In July, however, Martin moved with her children to Los Angeles, where they lived in a community center and she enrolled Justin in a nearby school. According to court documents, Martin told both her family and county officials she was moving, filled out a change of address form at the post office and gave county officials her new address when she got to California.
On Oct. 9, Los Angeles social workers and police appeared at the center, where Martin said they claimed to have a court order to seize her children and take them back to Maryland for the scheduled Oct. 16 hearing.
But there never was a court order. And the appeals court said that if there was a suggestion that the children were in danger, it “could have arisen from a misunderstanding in the communication” between the two agencies.

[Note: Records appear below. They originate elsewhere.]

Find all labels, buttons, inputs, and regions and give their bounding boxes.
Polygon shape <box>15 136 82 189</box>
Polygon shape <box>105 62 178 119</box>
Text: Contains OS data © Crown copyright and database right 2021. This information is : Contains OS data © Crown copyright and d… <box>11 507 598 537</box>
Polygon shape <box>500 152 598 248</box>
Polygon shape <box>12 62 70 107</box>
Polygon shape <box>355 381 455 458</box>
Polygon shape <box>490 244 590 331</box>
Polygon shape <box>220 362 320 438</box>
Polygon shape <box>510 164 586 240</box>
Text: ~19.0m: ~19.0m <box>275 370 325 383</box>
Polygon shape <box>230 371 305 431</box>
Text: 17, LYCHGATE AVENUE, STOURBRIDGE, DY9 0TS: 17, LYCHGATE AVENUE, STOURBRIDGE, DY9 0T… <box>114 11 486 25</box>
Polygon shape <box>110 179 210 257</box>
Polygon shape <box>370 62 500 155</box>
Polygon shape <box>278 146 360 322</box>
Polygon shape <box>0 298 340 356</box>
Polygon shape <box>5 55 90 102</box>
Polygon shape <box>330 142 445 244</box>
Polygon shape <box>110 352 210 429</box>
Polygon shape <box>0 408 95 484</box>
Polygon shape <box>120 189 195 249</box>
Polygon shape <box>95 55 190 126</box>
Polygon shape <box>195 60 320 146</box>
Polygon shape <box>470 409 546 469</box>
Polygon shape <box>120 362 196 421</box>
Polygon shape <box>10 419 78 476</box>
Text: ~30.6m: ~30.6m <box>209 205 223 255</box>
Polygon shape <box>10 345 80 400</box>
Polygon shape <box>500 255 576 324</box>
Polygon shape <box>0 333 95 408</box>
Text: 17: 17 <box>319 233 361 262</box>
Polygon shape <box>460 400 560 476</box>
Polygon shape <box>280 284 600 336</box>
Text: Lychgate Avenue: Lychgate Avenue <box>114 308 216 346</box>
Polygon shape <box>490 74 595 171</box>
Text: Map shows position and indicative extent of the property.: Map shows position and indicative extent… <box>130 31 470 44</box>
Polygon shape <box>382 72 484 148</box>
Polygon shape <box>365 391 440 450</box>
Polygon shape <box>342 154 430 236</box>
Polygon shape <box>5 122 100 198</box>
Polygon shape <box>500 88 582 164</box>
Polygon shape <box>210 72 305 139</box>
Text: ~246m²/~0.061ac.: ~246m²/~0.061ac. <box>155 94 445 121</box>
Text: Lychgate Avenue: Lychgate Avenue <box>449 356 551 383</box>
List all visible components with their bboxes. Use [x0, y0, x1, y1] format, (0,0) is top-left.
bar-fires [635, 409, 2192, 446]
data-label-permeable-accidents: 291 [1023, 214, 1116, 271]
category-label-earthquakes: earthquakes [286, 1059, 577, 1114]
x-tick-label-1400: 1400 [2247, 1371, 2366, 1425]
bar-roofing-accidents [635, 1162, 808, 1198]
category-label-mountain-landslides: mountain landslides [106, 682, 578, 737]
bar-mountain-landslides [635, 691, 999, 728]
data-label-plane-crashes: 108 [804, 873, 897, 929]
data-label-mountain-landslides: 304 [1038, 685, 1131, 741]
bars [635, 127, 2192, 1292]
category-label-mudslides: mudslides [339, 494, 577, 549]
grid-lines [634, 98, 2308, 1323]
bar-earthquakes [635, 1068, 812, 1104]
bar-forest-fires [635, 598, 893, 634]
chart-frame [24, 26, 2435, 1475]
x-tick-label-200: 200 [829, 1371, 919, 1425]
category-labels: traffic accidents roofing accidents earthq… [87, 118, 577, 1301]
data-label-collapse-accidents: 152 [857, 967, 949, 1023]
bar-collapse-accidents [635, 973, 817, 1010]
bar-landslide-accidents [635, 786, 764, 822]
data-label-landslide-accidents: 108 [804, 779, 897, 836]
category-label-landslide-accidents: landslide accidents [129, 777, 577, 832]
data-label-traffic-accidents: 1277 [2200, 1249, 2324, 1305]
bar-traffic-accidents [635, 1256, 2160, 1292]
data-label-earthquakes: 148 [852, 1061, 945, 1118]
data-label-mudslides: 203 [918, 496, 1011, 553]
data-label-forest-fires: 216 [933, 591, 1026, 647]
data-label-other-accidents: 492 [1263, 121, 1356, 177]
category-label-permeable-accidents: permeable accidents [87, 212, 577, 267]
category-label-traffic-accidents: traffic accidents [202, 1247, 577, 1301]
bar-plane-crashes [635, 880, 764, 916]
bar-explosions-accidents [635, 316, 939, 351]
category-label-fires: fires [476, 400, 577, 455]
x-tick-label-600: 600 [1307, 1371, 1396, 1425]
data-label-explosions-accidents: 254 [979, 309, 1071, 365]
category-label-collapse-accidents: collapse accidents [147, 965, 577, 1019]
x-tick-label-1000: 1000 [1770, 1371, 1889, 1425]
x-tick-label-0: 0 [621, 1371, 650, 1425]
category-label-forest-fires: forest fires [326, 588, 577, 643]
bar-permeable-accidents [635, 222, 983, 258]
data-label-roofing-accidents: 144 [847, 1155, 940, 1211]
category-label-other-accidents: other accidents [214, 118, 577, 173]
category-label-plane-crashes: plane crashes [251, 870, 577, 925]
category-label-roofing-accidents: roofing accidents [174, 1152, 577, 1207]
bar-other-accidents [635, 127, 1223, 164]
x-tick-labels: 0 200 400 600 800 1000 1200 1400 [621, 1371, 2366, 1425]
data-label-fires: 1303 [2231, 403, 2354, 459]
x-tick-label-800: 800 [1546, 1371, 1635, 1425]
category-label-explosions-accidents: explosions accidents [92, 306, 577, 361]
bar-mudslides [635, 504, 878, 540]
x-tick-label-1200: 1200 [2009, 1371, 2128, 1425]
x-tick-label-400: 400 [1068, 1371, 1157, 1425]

The children were returned to their mother the next day, after Martin’s attorney and the lawyer appointed to represent her children went to court in St. Mary’s County and got an emergency order for the release of the children. The department agreed to the release.
Martin sued. But the district court granted summary judgment for the county and Zoss, saying they were acting in their official capacities.
“I’m delighted that the majority agreed with our position,” said Shelly Mintz, the assistant attorney general who represented the county. “The reality was we had a family that one of the children was in the legal custody of the state of Maryland, and they got up and left for California.”
McPherson said he does not begrudge social workers the job they face, but that this case went too far.
“You have to give government workers, especially social workers, the benefit of the doubt,” he said. “(But) I think these judges were just being too generous to the social worker.”
The child-in-need-of-assistance hearing that sparked the seizure was eventually dismissed after the two sides reached an agreement, Mintz said.